Basically, cryptocurrency has value because investors agree that it should. And like other investments, this also means that how investors bet on the value of cryptocurrency changes the value of the asset itself. Their guesses directly play into the volatility of the whole cryptocurrency market.

In some cases, that volatility happens on purpose. The volatility of the market makes it attractive to speculative investors looking to capitalize on big market swings, which of course makes the market swings worse.

In short, we have a roller coaster ride of a market because investors are betting on that roller coaster ride hoping to make money on the highs.

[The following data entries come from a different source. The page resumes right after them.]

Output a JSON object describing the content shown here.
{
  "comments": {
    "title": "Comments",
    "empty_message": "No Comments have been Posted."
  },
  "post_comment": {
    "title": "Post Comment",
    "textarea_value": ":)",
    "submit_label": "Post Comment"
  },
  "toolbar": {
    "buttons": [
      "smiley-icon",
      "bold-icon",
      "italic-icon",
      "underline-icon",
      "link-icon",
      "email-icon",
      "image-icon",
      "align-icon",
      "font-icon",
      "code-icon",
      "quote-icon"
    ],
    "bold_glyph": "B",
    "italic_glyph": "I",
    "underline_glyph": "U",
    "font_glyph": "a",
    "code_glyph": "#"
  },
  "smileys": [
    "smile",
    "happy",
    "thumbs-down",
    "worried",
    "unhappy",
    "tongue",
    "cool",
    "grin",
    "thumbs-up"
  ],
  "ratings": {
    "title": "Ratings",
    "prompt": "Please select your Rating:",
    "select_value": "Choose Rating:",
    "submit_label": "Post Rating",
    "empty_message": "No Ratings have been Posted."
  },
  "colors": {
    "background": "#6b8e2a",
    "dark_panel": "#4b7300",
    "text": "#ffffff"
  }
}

Of course, investors and professional traders have to get their information from somewhere. In many cases, the media is their go-to source. And because the cryptocurrency market is smaller than the stock market, the media’s influence is even more pronounced.

It works just like the regular stock market. As soon as market-moving news hits, investors race to buy or sell. But the market is smaller, and the impact is outsized—like that 30% drop in a single day of trading. Granted, cryptocurrency is now being tracked by more reliable news sources (especially compared to past reliance on social media) but the reality is that the market is still quite susceptible to uninformed media speculation.